Je me suis assise sur un banc, et j'ai repensé à elle. J'ai tenté de me souvenir de ses dernières paroles, tout se brouillait dans ma tête. J'ai fermé les yeux priant qu'en les ouvrant Spock m'aurait téléporté là où elle n'aurait pas fait ça.
Je me suis assise sur un banc, plus rien ne serait comme avant, dans mon immobilité, je savais pourtant qu'une nouvelle vie s'était déjà mise en marche. Statufiée par la douleur d'une fille à qui on arrache le coeur je regardai au loin la terre battue où mon père s'était effondré. Me laissant à jamais privée de son rire et de son amour.
Je me suis assise sur un banc, seule, comme toujours, comme avant, le monde, la vie tournait autour de moi à me donner des vertiges. Immobile dans le tourbillon de mes pensées je me demandais ce que je faisais là.
Je me suis assise sur un banc, j'ai allumé une cigarette, sorti un livre, lu quelques phrases. Je ne parvenais pas à trouver un intérêt à suivre ligne après ligne la vie du personnage héroïque de mon roman. La vraie vie m'obsédait, tout ce paquet de noeuds dont je parvenais pas à délier les fils.
Je me suis assise sur un banc, dans mes oreilles j'écoutai France Inter, l'orateur décrivait la déchirante vie de Billie Holiday, l'émission s'achevait sur les paroles de ce titre évocateur de mon état : " In my solitude, you taunt me, with memories, that never die".
Je me suis assise sur un banc, j'étais très en avance pour mon entretien, aucun café à proximité. Je potassai avant le moment fatidique d'aller encore servir sur un plateau le menu détail de mes compétences. J'étais si lasse par avance, j'enfilai mon masque, et me levai pour le combat.
Je me suis assise sur un banc, il n'était pas stable, bancal comme moi. Je n'ai pas cherché à lui mettre une cale, j'ai joué de son déséquilibre pour me bercer.

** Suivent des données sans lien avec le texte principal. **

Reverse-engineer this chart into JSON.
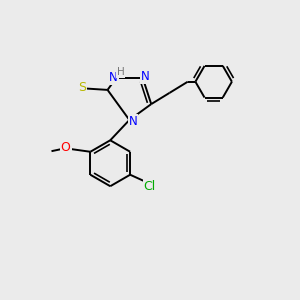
{
  "bg_color": "#ebebeb",
  "bond_color": "#000000",
  "bond_width": 1.4,
  "figsize": [
    3.0,
    3.0
  ],
  "dpi": 100,
  "colors": {
    "N": "#0000ff",
    "S": "#b8b800",
    "O": "#ff0000",
    "Cl": "#00aa00",
    "H": "#777777",
    "C": "#000000"
  }
}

Je me suis assise sur un banc, j'ai repensé à ce chien qui venait chaque jour au port attendre son maître qui, perdu en mer ne reviendrait jamais. Ce chien dont la fidélité avait valu une statue de pierre. Et moi ? Si je restai là ? Aurai-je droit à mon double de granit ?
Je me suis assise sur un banc, mon corps recroquevillé pour prendre le moins de place possible, je voulais être petite, surtout ne pas déranger, laisser de la place, beaucoup de place aux autres, quitte à être inconfortable.

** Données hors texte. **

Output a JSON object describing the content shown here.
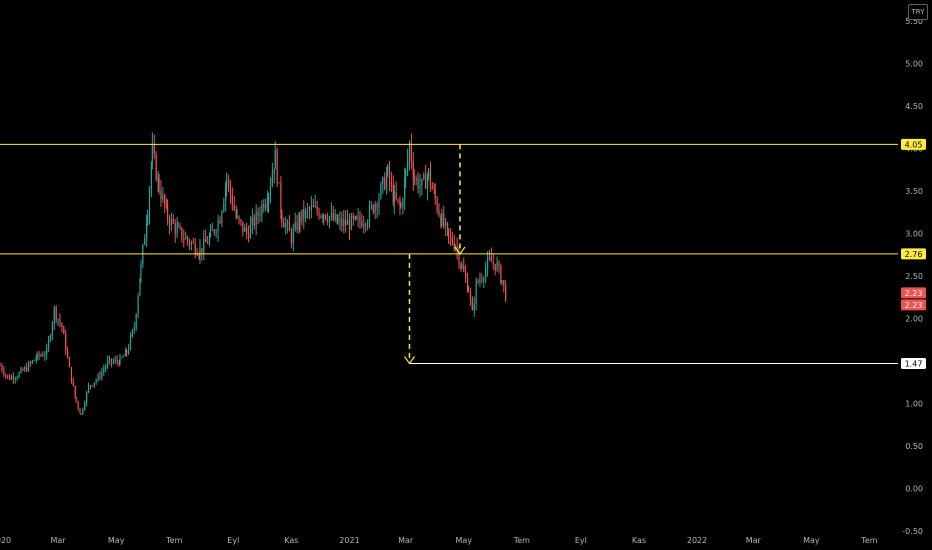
{
  "currency_button": {
    "label": "TRY"
  },
  "chart_data": {
    "type": "candlestick",
    "y_axis": {
      "ticks": [
        "5.50",
        "5.00",
        "4.50",
        "4.00",
        "3.50",
        "3.00",
        "2.50",
        "2.00",
        "1.50",
        "1.00",
        "0.50",
        "0.00",
        "-0.50"
      ],
      "ylim": [
        -0.55,
        5.75
      ]
    },
    "x_axis": {
      "ticks": [
        "2020",
        "Mar",
        "May",
        "Tem",
        "Eyl",
        "Kas",
        "2021",
        "Mar",
        "May",
        "Tem",
        "Eyl",
        "Kas",
        "2022",
        "Mar",
        "May",
        "Tem"
      ],
      "xlim": [
        "2019-12-31",
        "2022-07-31"
      ]
    },
    "price_series": {
      "name": "",
      "up_color": "#26a69a",
      "down_color": "#ef5350",
      "points": [
        [
          "2019-12-31",
          1.45
        ],
        [
          "2020-01-08",
          1.3
        ],
        [
          "2020-01-18",
          1.33
        ],
        [
          "2020-01-28",
          1.42
        ],
        [
          "2020-02-08",
          1.55
        ],
        [
          "2020-02-18",
          1.6
        ],
        [
          "2020-02-26",
          2.1
        ],
        [
          "2020-03-05",
          1.9
        ],
        [
          "2020-03-13",
          1.4
        ],
        [
          "2020-03-20",
          1.02
        ],
        [
          "2020-03-25",
          0.87
        ],
        [
          "2020-04-02",
          1.2
        ],
        [
          "2020-04-12",
          1.3
        ],
        [
          "2020-04-22",
          1.48
        ],
        [
          "2020-05-05",
          1.5
        ],
        [
          "2020-05-12",
          1.6
        ],
        [
          "2020-05-20",
          1.9
        ],
        [
          "2020-05-27",
          2.6
        ],
        [
          "2020-06-03",
          3.3
        ],
        [
          "2020-06-08",
          3.95
        ],
        [
          "2020-06-15",
          3.55
        ],
        [
          "2020-06-24",
          3.2
        ],
        [
          "2020-07-05",
          3.02
        ],
        [
          "2020-07-15",
          2.92
        ],
        [
          "2020-07-28",
          2.8
        ],
        [
          "2020-08-08",
          2.96
        ],
        [
          "2020-08-18",
          3.2
        ],
        [
          "2020-08-25",
          3.65
        ],
        [
          "2020-09-05",
          3.15
        ],
        [
          "2020-09-15",
          3.0
        ],
        [
          "2020-09-25",
          3.18
        ],
        [
          "2020-10-08",
          3.5
        ],
        [
          "2020-10-15",
          3.9
        ],
        [
          "2020-10-22",
          3.2
        ],
        [
          "2020-11-01",
          2.95
        ],
        [
          "2020-11-10",
          3.18
        ],
        [
          "2020-11-22",
          3.28
        ],
        [
          "2020-12-05",
          3.25
        ],
        [
          "2020-12-20",
          3.12
        ],
        [
          "2021-01-08",
          3.12
        ],
        [
          "2021-01-20",
          3.2
        ],
        [
          "2021-02-01",
          3.45
        ],
        [
          "2021-02-10",
          3.7
        ],
        [
          "2021-02-17",
          3.4
        ],
        [
          "2021-02-24",
          3.3
        ],
        [
          "2021-03-01",
          3.7
        ],
        [
          "2021-03-05",
          4.05
        ],
        [
          "2021-03-10",
          3.65
        ],
        [
          "2021-03-18",
          3.55
        ],
        [
          "2021-03-25",
          3.7
        ],
        [
          "2021-04-01",
          3.4
        ],
        [
          "2021-04-08",
          3.15
        ],
        [
          "2021-04-15",
          2.95
        ],
        [
          "2021-04-22",
          2.88
        ],
        [
          "2021-04-29",
          2.6
        ],
        [
          "2021-05-06",
          2.35
        ],
        [
          "2021-05-10",
          2.05
        ],
        [
          "2021-05-14",
          2.4
        ],
        [
          "2021-05-20",
          2.5
        ],
        [
          "2021-05-28",
          2.68
        ],
        [
          "2021-06-05",
          2.62
        ],
        [
          "2021-06-10",
          2.45
        ],
        [
          "2021-06-15",
          2.23
        ]
      ]
    },
    "horizontal_levels": [
      {
        "value": 4.05,
        "label": "4.05",
        "color": "#ffeb3b",
        "from": "2019-12-31"
      },
      {
        "value": 2.76,
        "label": "2.76",
        "color": "#ffeb3b",
        "from": "2019-12-31"
      },
      {
        "value": 1.47,
        "label": "1.47",
        "color": "#ffffff",
        "from": "2021-03-05"
      }
    ],
    "projections": [
      {
        "date": "2021-04-27",
        "from": 4.05,
        "to": 2.76,
        "color": "#ffeb3b"
      },
      {
        "date": "2021-03-05",
        "from": 2.76,
        "to": 1.47,
        "color": "#ffeb3b"
      }
    ],
    "last_price_labels": [
      "2.23",
      "2.23"
    ],
    "last_price_color": "#ef5350"
  }
}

Je me suis assise sur un banc et l'autre moi s'est levée, elle m'a hurlé : bouge-toi, vis, laisse les partir, cours, crie, jouis, danse, aime, sois !
L'autre est montée sur le banc à hurlé plusieurs fois, sa haine, sa douleur, sa tristesse, sa honte, ses cris brûlaient les tympans.

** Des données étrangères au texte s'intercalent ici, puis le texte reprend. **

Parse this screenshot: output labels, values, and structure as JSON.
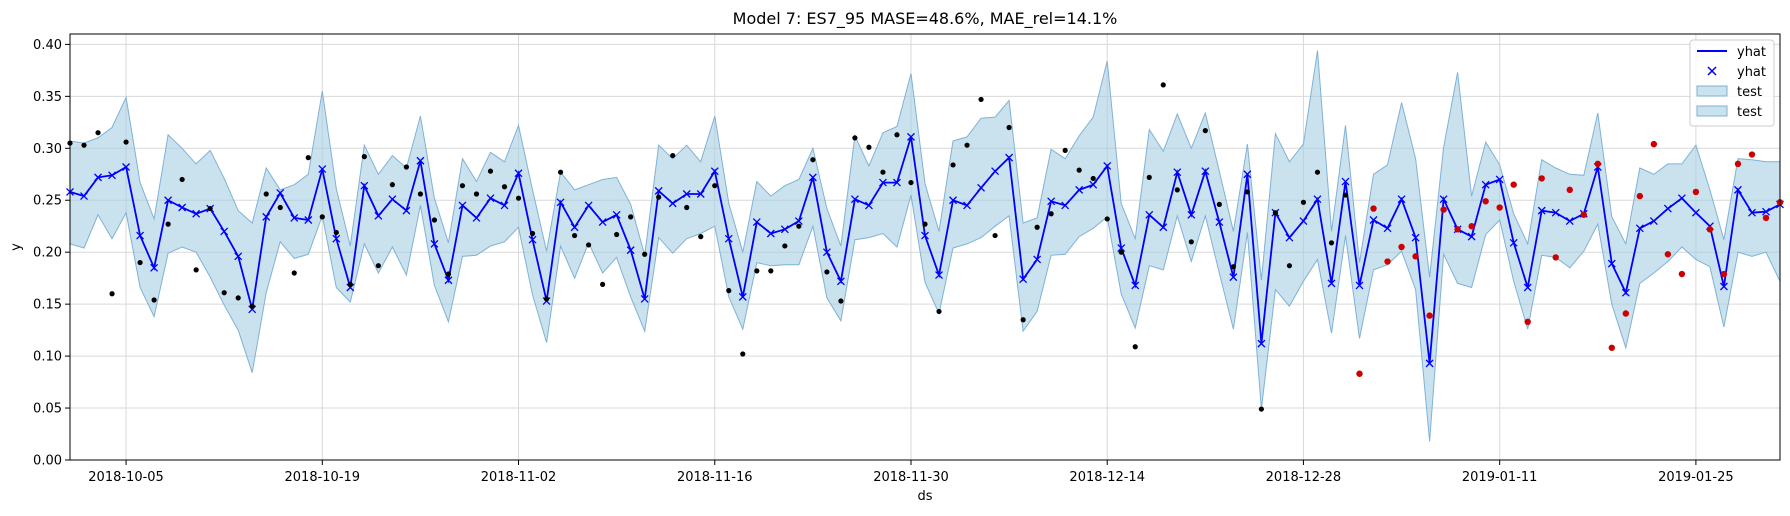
{
  "chart_data": {
    "type": "line",
    "title": "Model 7: ES7_95 MASE=48.6%, MAE_rel=14.1%",
    "xlabel": "ds",
    "ylabel": "y",
    "xlim": [
      "2018-10-01",
      "2019-01-31"
    ],
    "ylim": [
      0.0,
      0.41
    ],
    "x_ticks": [
      "2018-10-05",
      "2018-10-19",
      "2018-11-02",
      "2018-11-16",
      "2018-11-30",
      "2018-12-14",
      "2018-12-28",
      "2019-01-11",
      "2019-01-25"
    ],
    "y_ticks": [
      "0.00",
      "0.05",
      "0.10",
      "0.15",
      "0.20",
      "0.25",
      "0.30",
      "0.35",
      "0.40"
    ],
    "grid": true,
    "legend_position": "top-right",
    "legend": [
      {
        "label": "yhat",
        "kind": "line"
      },
      {
        "label": "yhat",
        "kind": "marker"
      },
      {
        "label": "test",
        "kind": "band"
      },
      {
        "label": "test",
        "kind": "band"
      }
    ],
    "colors": {
      "yhat": "#0000ff",
      "band_fill": "#a6cde2",
      "band_edge": "#7fb2d6",
      "train_points": "#000000",
      "test_points": "#cc0000",
      "grid": "#d9d9d9"
    },
    "series": [
      {
        "name": "yhat",
        "x_start": "2018-10-01",
        "y": [
          0.258,
          0.254,
          0.272,
          0.274,
          0.282,
          0.216,
          0.185,
          0.25,
          0.243,
          0.237,
          0.242,
          0.22,
          0.196,
          0.145,
          0.234,
          0.257,
          0.233,
          0.231,
          0.28,
          0.213,
          0.166,
          0.264,
          0.235,
          0.251,
          0.24,
          0.288,
          0.208,
          0.173,
          0.245,
          0.233,
          0.252,
          0.245,
          0.276,
          0.212,
          0.153,
          0.248,
          0.224,
          0.245,
          0.229,
          0.236,
          0.202,
          0.155,
          0.259,
          0.247,
          0.256,
          0.256,
          0.278,
          0.213,
          0.157,
          0.229,
          0.218,
          0.222,
          0.23,
          0.272,
          0.2,
          0.172,
          0.251,
          0.245,
          0.267,
          0.267,
          0.311,
          0.216,
          0.178,
          0.25,
          0.245,
          0.262,
          0.278,
          0.291,
          0.174,
          0.193,
          0.249,
          0.245,
          0.26,
          0.265,
          0.283,
          0.204,
          0.168,
          0.236,
          0.224,
          0.277,
          0.236,
          0.278,
          0.229,
          0.176,
          0.275,
          0.112,
          0.238,
          0.214,
          0.23,
          0.251,
          0.17,
          0.268,
          0.168,
          0.231,
          0.223,
          0.251,
          0.214,
          0.093,
          0.251,
          0.222,
          0.215,
          0.265,
          0.27,
          0.209,
          0.166,
          0.24,
          0.238,
          0.23,
          0.237,
          0.282,
          0.189,
          0.161,
          0.223,
          0.23,
          0.242,
          0.252,
          0.238,
          0.225,
          0.167,
          0.26,
          0.238,
          0.239,
          0.246
        ]
      },
      {
        "name": "test",
        "x_start": "2018-10-01",
        "lower": [
          0.208,
          0.204,
          0.236,
          0.213,
          0.238,
          0.166,
          0.138,
          0.199,
          0.205,
          0.2,
          0.176,
          0.149,
          0.125,
          0.084,
          0.161,
          0.21,
          0.194,
          0.198,
          0.235,
          0.166,
          0.152,
          0.208,
          0.18,
          0.205,
          0.178,
          0.245,
          0.168,
          0.133,
          0.196,
          0.197,
          0.206,
          0.21,
          0.224,
          0.159,
          0.113,
          0.206,
          0.175,
          0.209,
          0.18,
          0.195,
          0.157,
          0.124,
          0.214,
          0.199,
          0.213,
          0.218,
          0.225,
          0.157,
          0.126,
          0.19,
          0.187,
          0.188,
          0.188,
          0.225,
          0.156,
          0.134,
          0.212,
          0.214,
          0.218,
          0.205,
          0.255,
          0.171,
          0.141,
          0.204,
          0.208,
          0.214,
          0.225,
          0.235,
          0.124,
          0.143,
          0.197,
          0.198,
          0.215,
          0.223,
          0.234,
          0.16,
          0.127,
          0.187,
          0.183,
          0.235,
          0.191,
          0.235,
          0.18,
          0.126,
          0.219,
          0.049,
          0.164,
          0.148,
          0.172,
          0.193,
          0.122,
          0.216,
          0.117,
          0.183,
          0.188,
          0.201,
          0.164,
          0.018,
          0.198,
          0.17,
          0.166,
          0.217,
          0.231,
          0.172,
          0.126,
          0.197,
          0.195,
          0.185,
          0.201,
          0.227,
          0.15,
          0.108,
          0.17,
          0.18,
          0.191,
          0.205,
          0.193,
          0.186,
          0.128,
          0.2,
          0.196,
          0.2,
          0.172
        ],
        "upper": [
          0.307,
          0.305,
          0.31,
          0.32,
          0.349,
          0.267,
          0.232,
          0.313,
          0.3,
          0.285,
          0.298,
          0.271,
          0.24,
          0.228,
          0.281,
          0.26,
          0.265,
          0.275,
          0.355,
          0.261,
          0.206,
          0.303,
          0.275,
          0.293,
          0.281,
          0.331,
          0.252,
          0.209,
          0.29,
          0.268,
          0.296,
          0.287,
          0.322,
          0.26,
          0.201,
          0.277,
          0.26,
          0.265,
          0.27,
          0.272,
          0.246,
          0.197,
          0.303,
          0.29,
          0.303,
          0.287,
          0.331,
          0.247,
          0.2,
          0.268,
          0.254,
          0.264,
          0.27,
          0.3,
          0.242,
          0.206,
          0.312,
          0.283,
          0.315,
          0.321,
          0.372,
          0.266,
          0.22,
          0.307,
          0.311,
          0.329,
          0.33,
          0.346,
          0.228,
          0.233,
          0.299,
          0.29,
          0.312,
          0.33,
          0.384,
          0.247,
          0.213,
          0.318,
          0.297,
          0.333,
          0.3,
          0.334,
          0.278,
          0.22,
          0.304,
          0.173,
          0.314,
          0.287,
          0.304,
          0.394,
          0.22,
          0.322,
          0.19,
          0.275,
          0.284,
          0.344,
          0.29,
          0.176,
          0.301,
          0.373,
          0.254,
          0.306,
          0.284,
          0.237,
          0.208,
          0.289,
          0.281,
          0.275,
          0.274,
          0.334,
          0.234,
          0.208,
          0.281,
          0.275,
          0.285,
          0.285,
          0.303,
          0.26,
          0.212,
          0.29,
          0.289,
          0.287,
          0.287
        ]
      },
      {
        "name": "train",
        "points": [
          [
            "2018-10-01",
            0.305
          ],
          [
            "2018-10-02",
            0.303
          ],
          [
            "2018-10-03",
            0.315
          ],
          [
            "2018-10-04",
            0.16
          ],
          [
            "2018-10-05",
            0.306
          ],
          [
            "2018-10-06",
            0.19
          ],
          [
            "2018-10-07",
            0.154
          ],
          [
            "2018-10-08",
            0.227
          ],
          [
            "2018-10-09",
            0.27
          ],
          [
            "2018-10-10",
            0.183
          ],
          [
            "2018-10-11",
            0.242
          ],
          [
            "2018-10-12",
            0.161
          ],
          [
            "2018-10-13",
            0.156
          ],
          [
            "2018-10-14",
            0.148
          ],
          [
            "2018-10-15",
            0.256
          ],
          [
            "2018-10-16",
            0.243
          ],
          [
            "2018-10-17",
            0.18
          ],
          [
            "2018-10-18",
            0.291
          ],
          [
            "2018-10-19",
            0.234
          ],
          [
            "2018-10-20",
            0.219
          ],
          [
            "2018-10-21",
            0.169
          ],
          [
            "2018-10-22",
            0.292
          ],
          [
            "2018-10-23",
            0.187
          ],
          [
            "2018-10-24",
            0.265
          ],
          [
            "2018-10-25",
            0.282
          ],
          [
            "2018-10-26",
            0.256
          ],
          [
            "2018-10-27",
            0.231
          ],
          [
            "2018-10-28",
            0.179
          ],
          [
            "2018-10-29",
            0.264
          ],
          [
            "2018-10-30",
            0.256
          ],
          [
            "2018-10-31",
            0.278
          ],
          [
            "2018-11-01",
            0.263
          ],
          [
            "2018-11-02",
            0.252
          ],
          [
            "2018-11-03",
            0.218
          ],
          [
            "2018-11-04",
            0.155
          ],
          [
            "2018-11-05",
            0.277
          ],
          [
            "2018-11-06",
            0.216
          ],
          [
            "2018-11-07",
            0.207
          ],
          [
            "2018-11-08",
            0.169
          ],
          [
            "2018-11-09",
            0.217
          ],
          [
            "2018-11-10",
            0.234
          ],
          [
            "2018-11-11",
            0.198
          ],
          [
            "2018-11-12",
            0.253
          ],
          [
            "2018-11-13",
            0.293
          ],
          [
            "2018-11-14",
            0.243
          ],
          [
            "2018-11-15",
            0.215
          ],
          [
            "2018-11-16",
            0.264
          ],
          [
            "2018-11-17",
            0.163
          ],
          [
            "2018-11-18",
            0.102
          ],
          [
            "2018-11-19",
            0.182
          ],
          [
            "2018-11-20",
            0.182
          ],
          [
            "2018-11-21",
            0.206
          ],
          [
            "2018-11-22",
            0.225
          ],
          [
            "2018-11-23",
            0.289
          ],
          [
            "2018-11-24",
            0.181
          ],
          [
            "2018-11-25",
            0.153
          ],
          [
            "2018-11-26",
            0.31
          ],
          [
            "2018-11-27",
            0.301
          ],
          [
            "2018-11-28",
            0.277
          ],
          [
            "2018-11-29",
            0.313
          ],
          [
            "2018-11-30",
            0.267
          ],
          [
            "2018-12-01",
            0.227
          ],
          [
            "2018-12-02",
            0.143
          ],
          [
            "2018-12-03",
            0.284
          ],
          [
            "2018-12-04",
            0.303
          ],
          [
            "2018-12-05",
            0.347
          ],
          [
            "2018-12-06",
            0.216
          ],
          [
            "2018-12-07",
            0.32
          ],
          [
            "2018-12-08",
            0.135
          ],
          [
            "2018-12-09",
            0.224
          ],
          [
            "2018-12-10",
            0.237
          ],
          [
            "2018-12-11",
            0.298
          ],
          [
            "2018-12-12",
            0.279
          ],
          [
            "2018-12-13",
            0.271
          ],
          [
            "2018-12-14",
            0.232
          ],
          [
            "2018-12-15",
            0.2
          ],
          [
            "2018-12-16",
            0.109
          ],
          [
            "2018-12-17",
            0.272
          ],
          [
            "2018-12-18",
            0.361
          ],
          [
            "2018-12-19",
            0.26
          ],
          [
            "2018-12-20",
            0.21
          ],
          [
            "2018-12-21",
            0.317
          ],
          [
            "2018-12-22",
            0.246
          ],
          [
            "2018-12-23",
            0.186
          ],
          [
            "2018-12-24",
            0.258
          ],
          [
            "2018-12-25",
            0.049
          ],
          [
            "2018-12-26",
            0.238
          ],
          [
            "2018-12-27",
            0.187
          ],
          [
            "2018-12-28",
            0.248
          ],
          [
            "2018-12-29",
            0.277
          ],
          [
            "2018-12-30",
            0.209
          ],
          [
            "2018-12-31",
            0.255
          ]
        ]
      },
      {
        "name": "test_actual",
        "points": [
          [
            "2019-01-01",
            0.083
          ],
          [
            "2019-01-02",
            0.242
          ],
          [
            "2019-01-03",
            0.191
          ],
          [
            "2019-01-04",
            0.205
          ],
          [
            "2019-01-05",
            0.196
          ],
          [
            "2019-01-06",
            0.139
          ],
          [
            "2019-01-07",
            0.241
          ],
          [
            "2019-01-08",
            0.222
          ],
          [
            "2019-01-09",
            0.225
          ],
          [
            "2019-01-10",
            0.249
          ],
          [
            "2019-01-11",
            0.243
          ],
          [
            "2019-01-12",
            0.265
          ],
          [
            "2019-01-13",
            0.133
          ],
          [
            "2019-01-14",
            0.271
          ],
          [
            "2019-01-15",
            0.195
          ],
          [
            "2019-01-16",
            0.26
          ],
          [
            "2019-01-17",
            0.236
          ],
          [
            "2019-01-18",
            0.285
          ],
          [
            "2019-01-19",
            0.108
          ],
          [
            "2019-01-20",
            0.141
          ],
          [
            "2019-01-21",
            0.254
          ],
          [
            "2019-01-22",
            0.304
          ],
          [
            "2019-01-23",
            0.198
          ],
          [
            "2019-01-24",
            0.179
          ],
          [
            "2019-01-25",
            0.258
          ],
          [
            "2019-01-26",
            0.222
          ],
          [
            "2019-01-27",
            0.179
          ],
          [
            "2019-01-28",
            0.285
          ],
          [
            "2019-01-29",
            0.294
          ],
          [
            "2019-01-30",
            0.233
          ],
          [
            "2019-01-31",
            0.248
          ]
        ]
      }
    ]
  }
}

L'autre me faisait-elle honte ? Qui était-elle vraiment ?
Debout sur le banc, elle s'est mis à chanter, à jouer, à rire, à se montrer plus vivante et heureuse que je ne l'avais jamais été.
L'autre déployait humour et joie, flamboyait, et je me trouvais là assise sur un banc ne sachant pas comment transformer cet autre qui m'irait parait-il comme un gant.
Je me levai du banc, ancrée dans le présent, il me fallait aller de l'avant, quitter l'immobilité et suivre un nouveau chemin, une nouvelle allée, et ce pleine d'allant.